Rationally, I know that’s not my problem. If my very presence offends them or makes them uncomfortable, there’s little I can do about it. And it’s likely that their reaction is neither — perhaps, for example, they respect me more for being a radio reporter at my age. Still, I can’t shake the feeling that they’ve stopped taking me seriously, because they see me as their child’s peer. Or that they think I’m an overachiever, which still carries the sting of being singled out in grade school for getting high grades on exams. Or that they resent me, seeing me as an entitled 20-something with little experience acting like I know what I’m doing.
(It doesn’t help that the general public has no concept of what young women are supposed to look like, and most people assume we are all younger than we are. This doesn’t just happen to me — almost all of my girlfriends, from age 22 to 29, have been mistaken for teenagers recently. Youth is wasted on the young, maybe, but I find this kind of thing annoying.)
So how old am I, you ask? I’ve spent the better portion of my first year in Nashville trying to come up with ways to avoid answering the question.
“How old are you?” a coworker asked once. “You can’t ask a lady her age!” I joked.
“You don’t look old enough to be working!” one woman told me recently. “That is so sweet of you!” I replied.

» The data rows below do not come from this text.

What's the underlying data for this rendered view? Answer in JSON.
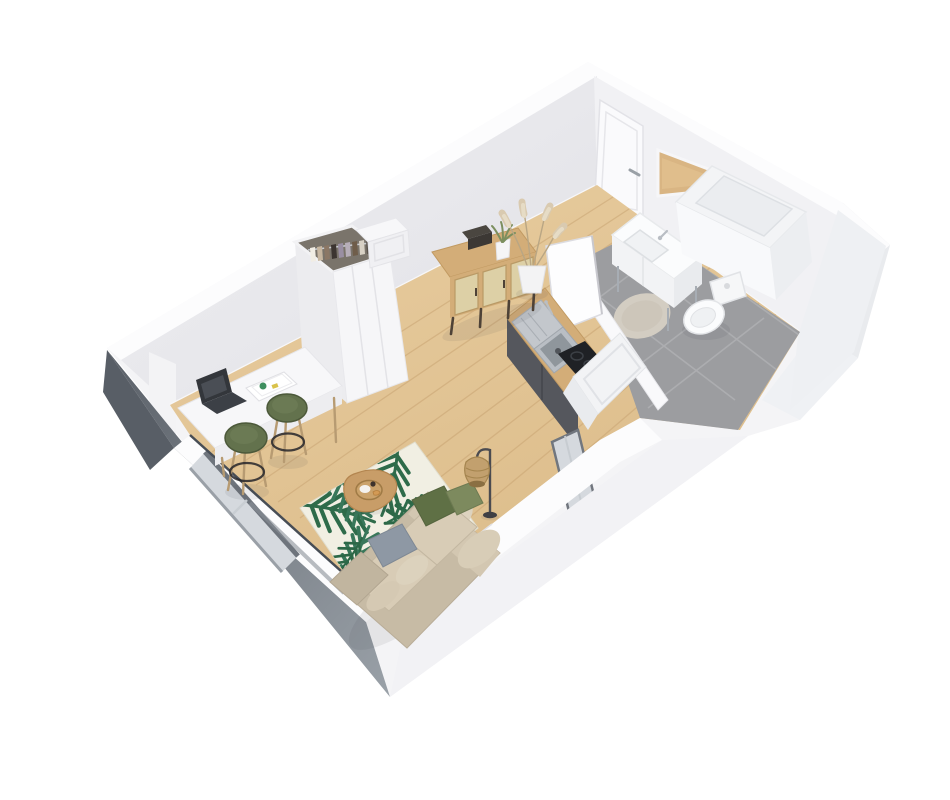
{
  "scene": {
    "type": "3d-floorplan-render",
    "description": "Isometric 3D cutaway render of a studio apartment: living area with sofa, palm-leaf rug, desk and wardrobe; kitchenette with sink and cooktop; bathroom with vanity, shower, toilet and round mat",
    "background": "#ffffff"
  },
  "rooms": [
    {
      "name": "living-area",
      "floor": "light-oak-parquet"
    },
    {
      "name": "entry",
      "floor": "light-oak-parquet"
    },
    {
      "name": "bathroom",
      "floor": "grey-tile"
    }
  ],
  "objects": [
    "entry-door",
    "wall-mirror",
    "wardrobe",
    "hanging-clothes",
    "storage-box",
    "sideboard",
    "pampas-plant",
    "potted-plant",
    "decor-box",
    "desk",
    "laptop",
    "notebooks",
    "bar-stool-left",
    "bar-stool-right",
    "palm-leaf-rug",
    "coffee-table",
    "serving-tray",
    "croissant",
    "cup",
    "sofa",
    "green-pillow",
    "sage-pillow",
    "gray-pillow",
    "floor-lamp",
    "kitchen-counter",
    "kitchen-sink",
    "kitchen-faucet",
    "cooktop",
    "base-cabinets",
    "end-cabinet",
    "window-left",
    "window-right",
    "bathroom-door-ajar",
    "vanity-sink",
    "vanity-faucet",
    "shower-enclosure",
    "toilet",
    "round-bath-mat"
  ],
  "colors": {
    "bg": "#ffffff",
    "wall_outer": "#f4f4f6",
    "wall_cut": "#fcfcfd",
    "wall_inner_left": "#e7e7eb",
    "wall_inner_right": "#f1f1f4",
    "wall_bath": "#eef0f3",
    "wall_dark": "#585e66",
    "wall_gray": "#939aa2",
    "floor_wood": "#e3c697",
    "plank_line": "#c9a473",
    "tile": "#9c9da0",
    "tile_grout": "#b0b1b3",
    "rug_cream": "#f1efe3",
    "rug_green": "#2e6b4a",
    "sofa_base": "#c7bba5",
    "sofa_cushion": "#d8ccb6",
    "sofa_light": "#ddd3bf",
    "pillow_green": "#5f7045",
    "pillow_sage": "#7d8a5e",
    "pillow_gray": "#8e98a4",
    "stool_olive": "#63724d",
    "stool_rim": "#4c593a",
    "wood": "#d3ad78",
    "wood_dark": "#b08d58",
    "cane": "#ddd0a6",
    "cabinet_dark": "#55575d",
    "steel": "#c3c7cc",
    "steel_dark": "#8f969c",
    "glass": "#d5d9de",
    "frame_gray": "#6e747c",
    "cooktop": "#1f2125",
    "door_white": "#fafafc",
    "mirror_wood": "#d9b583",
    "rattan": "#c2a06e",
    "plant_green": "#7c8f5f",
    "pampas": "#d9cab0"
  }
}
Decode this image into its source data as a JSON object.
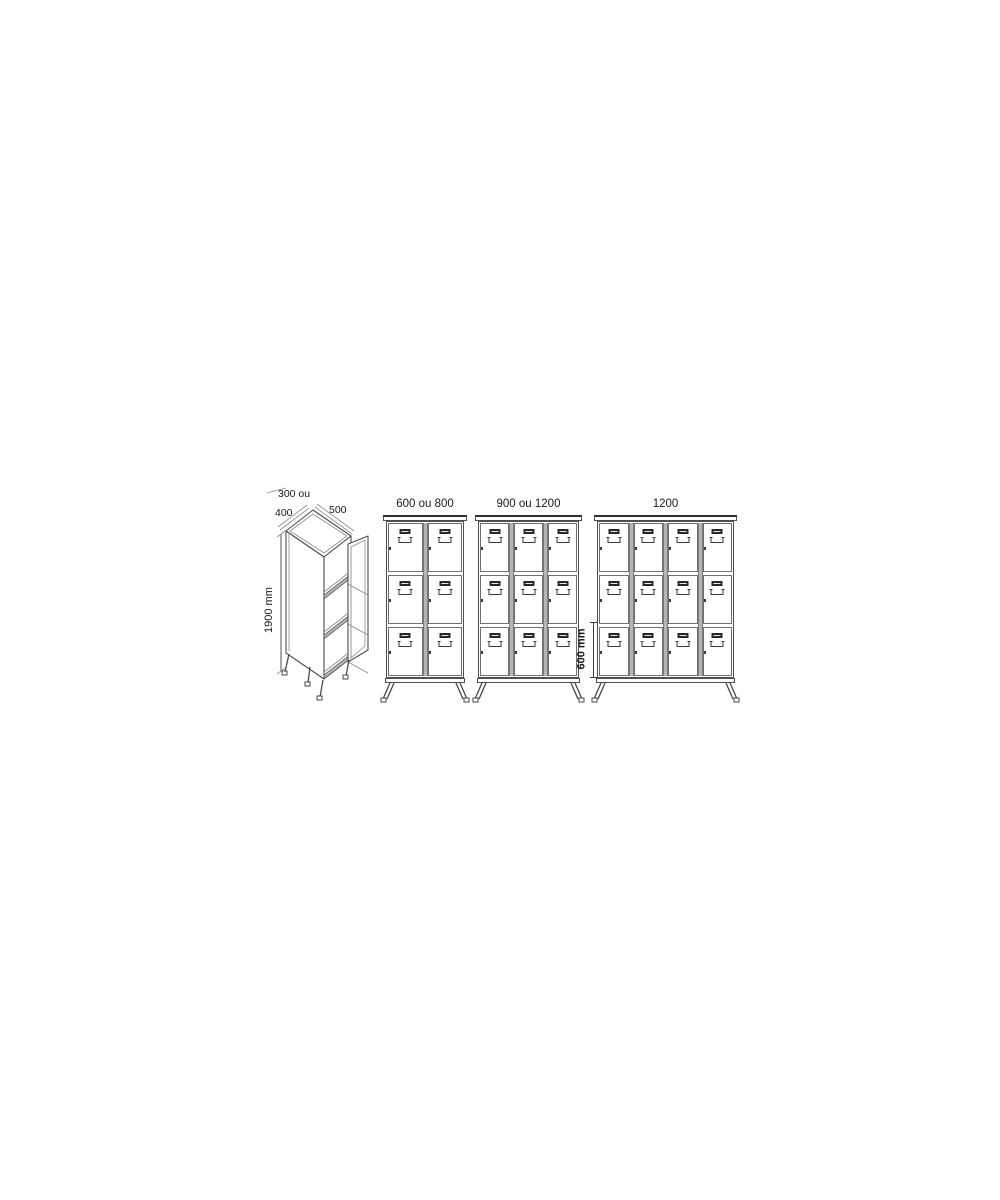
{
  "background": "#ffffff",
  "isometric": {
    "width_option_line1": "300 ou",
    "width_option_line2": "400",
    "depth_label": "500",
    "height_label": "1900 mm",
    "shelf_count": 3
  },
  "lockers": [
    {
      "label": "600 ou 800",
      "columns": 2,
      "rows": 3
    },
    {
      "label": "900 ou 1200",
      "columns": 3,
      "rows": 3
    },
    {
      "label": "1200",
      "columns": 4,
      "rows": 3
    }
  ],
  "compartment_dim": {
    "label": "600 mm"
  },
  "colors": {
    "line": "#4f4f4f",
    "light_line": "#8a8a8a",
    "divider_fill": "#b5b5b5",
    "shelf_fill": "#b0b0b0",
    "label_holder": "#26262e",
    "text": "#1a1a1a"
  }
}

And then, this past week, I celebrated my birthday. Let me tell you, I love birthdays. As I contemplated ways to tell people it was my birthday without telling them how old I was turning, I realized: This is stupid. Why shouldn’t adults get used to the idea that young people exist, and will always continue to exist, in their professional circles? Why can’t I break the myth for young women?
So here it is: This past week, I turned 24. Yes, that means I was born in the ’90s. I wasn’t able to walk when the USSR fell. My earliest memory of a major news event was the O.J. Simpson trial. I got my first email address in grade school. I was in fifth grade on 9/11. Go on, reread this paragraph in shock. Shake your head. Get it all out here.
And if you read this and respect me less, so be it. I’m proud of what I accomplished, and I’m proud of what my peers are accomplishing. Eventually, you’ll stop making that mistake.
I’ve been a great beneficiary of your achievements in the years that I’ve known you. I was a “young” achiever back in the day myself. Still going at 55. I finally started wearing my high school class ring again. It used to be a marker of how “young” I was with that Class of ’77 showing. But, hey, it still fits and is so shiny from its long years tucked away in the jewelry box. “Let no on despise your youth,” Emily!
And Happy Birthday!
Me again with a correction of my typo: “Let no one despise your youth!”
I love this! I’m glad the ring still fits.
Be young & proud! Be old & proud! And always carry your ID 😉
I always enjoy your reporting on WPLN. Okay, you are 25? So what? BY 27 1/2 Jim Morrison recorded 7 albums with the Doors, authored 3 books of poetry, made two films, and played 150+ concerts of which 40 were recorded. You ask who is Jim Morrison? Well you have to be between 55 and 70 to really know! Many people have lot’s of success early, so don’t mind the haters. Arthur Rimbaud wrote all his poetry by age 19 and 200+ years later we are still reading it.